For the past couple of weeks the media have been full of the story of President Zuma fathering a child out of wedlock with the daughter of an old friend of his - the old friend didn't know about this relationship before the news broke (and the mother, Sonono Khoza, bizarrely tried to deny the existence of the baby in the first place). This seems to be one too many sexual relationships for most people - after all, Zuma already has four current wives and 19 children, and the ANC has been working hard to defend its leader's hyperactive sex life as a perfectly acceptable embodiment of traditional Zulu cultural values. However, Zuma was already living under the shadow of a rape trial from four years ago - he was found innocent - and the latest bulletin on his sex life seems to have tipped the balance of public opinion - his polygamy starts to seem like a post-hoc justification for just not being able to keep it in his pants. Another unfortunate detail for Zuma is that the ANC Youth League launched - the day after the story broke - an anti-HIV/AIDS campaign with the slogan "one boyfriend, one girlfriend" to encourage all South Africans everywhere to stick to one partner and use condoms (Zuma clearly failing on both counts with Sonono).

Until now Zuma himself has seemed to be relaxed and confident about his polygamy - he's said in public fora that he feels it's more moral to acknowledge multiple relationships and legalise them rather than follow the Western custom of having secret affairs (possibly with a dig at a certain French president who was an unacknowledged polygamist, and an American president who famously didn't have sex with a woman who nevertheless had sex with him). The latest scandal rather undermines Zuma's earlier position.

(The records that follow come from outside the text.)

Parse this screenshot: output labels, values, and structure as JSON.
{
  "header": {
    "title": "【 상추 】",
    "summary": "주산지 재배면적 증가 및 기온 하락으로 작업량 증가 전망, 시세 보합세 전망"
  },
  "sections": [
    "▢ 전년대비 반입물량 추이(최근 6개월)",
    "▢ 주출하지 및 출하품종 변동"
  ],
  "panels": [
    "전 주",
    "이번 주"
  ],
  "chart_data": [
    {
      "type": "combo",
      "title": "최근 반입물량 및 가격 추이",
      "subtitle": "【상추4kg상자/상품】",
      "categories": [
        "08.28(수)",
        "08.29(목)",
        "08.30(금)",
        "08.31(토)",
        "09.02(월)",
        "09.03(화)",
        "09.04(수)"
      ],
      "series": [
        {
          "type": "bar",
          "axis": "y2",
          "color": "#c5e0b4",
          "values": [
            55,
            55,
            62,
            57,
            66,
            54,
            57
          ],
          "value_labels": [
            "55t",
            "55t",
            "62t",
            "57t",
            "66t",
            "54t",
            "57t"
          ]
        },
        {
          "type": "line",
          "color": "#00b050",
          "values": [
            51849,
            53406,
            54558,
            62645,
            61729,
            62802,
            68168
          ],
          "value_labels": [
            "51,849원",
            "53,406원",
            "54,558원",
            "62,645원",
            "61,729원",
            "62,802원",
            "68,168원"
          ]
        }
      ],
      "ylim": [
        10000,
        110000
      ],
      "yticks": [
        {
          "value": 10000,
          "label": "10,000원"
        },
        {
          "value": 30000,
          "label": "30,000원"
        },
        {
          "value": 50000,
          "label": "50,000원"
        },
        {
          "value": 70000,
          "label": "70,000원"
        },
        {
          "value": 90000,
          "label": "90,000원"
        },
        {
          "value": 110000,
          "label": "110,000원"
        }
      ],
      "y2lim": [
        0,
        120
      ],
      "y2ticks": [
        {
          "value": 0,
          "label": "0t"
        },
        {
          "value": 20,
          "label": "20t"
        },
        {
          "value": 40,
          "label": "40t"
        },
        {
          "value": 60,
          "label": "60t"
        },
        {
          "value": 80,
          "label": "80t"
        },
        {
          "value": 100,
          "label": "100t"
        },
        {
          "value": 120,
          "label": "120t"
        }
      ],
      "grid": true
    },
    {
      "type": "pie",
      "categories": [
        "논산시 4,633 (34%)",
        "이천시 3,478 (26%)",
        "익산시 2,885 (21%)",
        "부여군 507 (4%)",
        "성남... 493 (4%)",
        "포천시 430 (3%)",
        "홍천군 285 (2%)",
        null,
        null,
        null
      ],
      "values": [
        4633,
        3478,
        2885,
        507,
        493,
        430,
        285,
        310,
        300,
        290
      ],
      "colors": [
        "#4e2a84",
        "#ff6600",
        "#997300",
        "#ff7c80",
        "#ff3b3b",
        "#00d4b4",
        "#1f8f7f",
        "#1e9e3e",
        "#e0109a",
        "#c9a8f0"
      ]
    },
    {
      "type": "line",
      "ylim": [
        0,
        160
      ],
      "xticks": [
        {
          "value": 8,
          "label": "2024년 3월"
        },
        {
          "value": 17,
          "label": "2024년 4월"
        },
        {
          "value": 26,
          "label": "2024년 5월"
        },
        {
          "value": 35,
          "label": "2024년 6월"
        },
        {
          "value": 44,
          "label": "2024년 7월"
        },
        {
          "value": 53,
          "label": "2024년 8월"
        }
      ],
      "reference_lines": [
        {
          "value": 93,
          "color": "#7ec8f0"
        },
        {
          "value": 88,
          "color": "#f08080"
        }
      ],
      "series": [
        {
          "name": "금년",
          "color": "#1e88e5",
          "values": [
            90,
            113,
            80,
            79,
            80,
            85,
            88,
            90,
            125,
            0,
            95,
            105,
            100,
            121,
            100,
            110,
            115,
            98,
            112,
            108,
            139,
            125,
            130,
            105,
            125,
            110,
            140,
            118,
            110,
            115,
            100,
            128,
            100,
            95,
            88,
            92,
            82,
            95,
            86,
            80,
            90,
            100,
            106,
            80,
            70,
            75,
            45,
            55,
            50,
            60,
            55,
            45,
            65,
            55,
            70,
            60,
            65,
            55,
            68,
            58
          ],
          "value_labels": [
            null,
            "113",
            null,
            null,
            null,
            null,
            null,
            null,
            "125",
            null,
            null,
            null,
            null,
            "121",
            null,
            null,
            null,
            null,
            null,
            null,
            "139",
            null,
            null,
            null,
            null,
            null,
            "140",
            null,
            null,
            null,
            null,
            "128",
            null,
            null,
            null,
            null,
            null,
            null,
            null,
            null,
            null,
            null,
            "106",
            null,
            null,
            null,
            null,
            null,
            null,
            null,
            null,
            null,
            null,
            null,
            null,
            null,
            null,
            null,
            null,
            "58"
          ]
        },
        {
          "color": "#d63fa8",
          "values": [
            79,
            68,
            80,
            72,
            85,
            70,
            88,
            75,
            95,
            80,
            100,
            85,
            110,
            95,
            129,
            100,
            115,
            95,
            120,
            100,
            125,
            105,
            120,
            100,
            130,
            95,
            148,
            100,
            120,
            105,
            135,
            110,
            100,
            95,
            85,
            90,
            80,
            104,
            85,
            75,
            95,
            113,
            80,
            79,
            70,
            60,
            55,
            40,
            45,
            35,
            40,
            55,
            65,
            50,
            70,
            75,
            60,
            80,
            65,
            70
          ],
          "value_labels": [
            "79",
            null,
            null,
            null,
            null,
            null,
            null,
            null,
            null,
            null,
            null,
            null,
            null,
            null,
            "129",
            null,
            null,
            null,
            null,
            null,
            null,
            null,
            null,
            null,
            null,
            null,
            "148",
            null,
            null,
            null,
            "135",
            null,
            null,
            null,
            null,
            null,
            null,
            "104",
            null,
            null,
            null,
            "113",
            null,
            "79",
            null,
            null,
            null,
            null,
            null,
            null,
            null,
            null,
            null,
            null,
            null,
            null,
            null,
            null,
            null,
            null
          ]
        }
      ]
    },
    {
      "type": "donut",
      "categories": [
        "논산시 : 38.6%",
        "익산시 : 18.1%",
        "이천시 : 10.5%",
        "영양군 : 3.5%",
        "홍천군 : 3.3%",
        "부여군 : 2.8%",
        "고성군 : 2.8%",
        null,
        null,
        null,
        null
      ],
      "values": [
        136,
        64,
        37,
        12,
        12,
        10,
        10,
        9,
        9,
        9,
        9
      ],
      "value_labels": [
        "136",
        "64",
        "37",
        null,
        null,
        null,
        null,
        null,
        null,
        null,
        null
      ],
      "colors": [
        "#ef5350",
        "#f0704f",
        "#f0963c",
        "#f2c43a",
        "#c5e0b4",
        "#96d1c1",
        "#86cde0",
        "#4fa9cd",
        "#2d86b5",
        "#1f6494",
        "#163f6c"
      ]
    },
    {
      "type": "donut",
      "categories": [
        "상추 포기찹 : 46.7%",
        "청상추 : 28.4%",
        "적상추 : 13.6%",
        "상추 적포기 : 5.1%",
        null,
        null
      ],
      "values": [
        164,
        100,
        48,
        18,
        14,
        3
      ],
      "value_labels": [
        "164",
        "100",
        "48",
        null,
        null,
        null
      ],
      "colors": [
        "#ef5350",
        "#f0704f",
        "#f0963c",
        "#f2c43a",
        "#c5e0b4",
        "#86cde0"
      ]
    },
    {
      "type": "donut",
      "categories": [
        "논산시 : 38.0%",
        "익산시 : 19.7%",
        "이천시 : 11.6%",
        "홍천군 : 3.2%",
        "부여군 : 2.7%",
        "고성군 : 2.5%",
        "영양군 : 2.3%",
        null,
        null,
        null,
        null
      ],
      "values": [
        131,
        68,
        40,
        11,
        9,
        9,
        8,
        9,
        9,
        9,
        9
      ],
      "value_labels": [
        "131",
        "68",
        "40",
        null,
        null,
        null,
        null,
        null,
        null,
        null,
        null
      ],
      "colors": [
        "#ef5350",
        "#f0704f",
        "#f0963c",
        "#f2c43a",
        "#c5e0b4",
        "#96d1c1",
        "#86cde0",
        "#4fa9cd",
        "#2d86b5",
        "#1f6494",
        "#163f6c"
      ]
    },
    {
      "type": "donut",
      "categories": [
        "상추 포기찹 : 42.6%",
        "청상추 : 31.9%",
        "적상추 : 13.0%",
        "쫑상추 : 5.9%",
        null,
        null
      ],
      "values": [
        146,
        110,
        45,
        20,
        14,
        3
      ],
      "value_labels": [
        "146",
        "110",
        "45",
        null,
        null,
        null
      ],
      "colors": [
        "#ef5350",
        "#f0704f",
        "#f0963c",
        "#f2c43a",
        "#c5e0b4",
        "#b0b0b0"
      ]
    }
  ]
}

The other evening I was was having dinner with a group of South African teachers who asked me at one point what I thought of the Zuma story. Partly to be polite, I said that his private affairs had, perhaps, little bearing on his political ability, and that the ultimate judgement should be about whether he's helping to solve SA's many problems. But this was a European view. The teachers all disagreed with me - Zuma was a public figure and he needed to set an example in everything he did; his disregard for public opinion about his private life was a reflection of his arrogance, etc. The conversation continued and at one point Zuma was compared - very negatively - with the saintly Mandela, and I finally realised that what's underlying the apparently prurient public obsession with Zuma's sex life is a deep concern that Zuma represents a massive falling away from the high ideals of the old ANC and the great optimism generated by the fall of apartheid. Many South Africans are dismayed by the lost opportunities of the past twenty years - and they feel that politicians like Zuma are much to blame. Zuma's personal peccadilloes are symptomatic of a much wider malaise - he's now embarrassing his electorate on top of disappointing them, and even those who started off wanting to give him the benefit of the doubt are not in the mood to forgive him for the fling too far.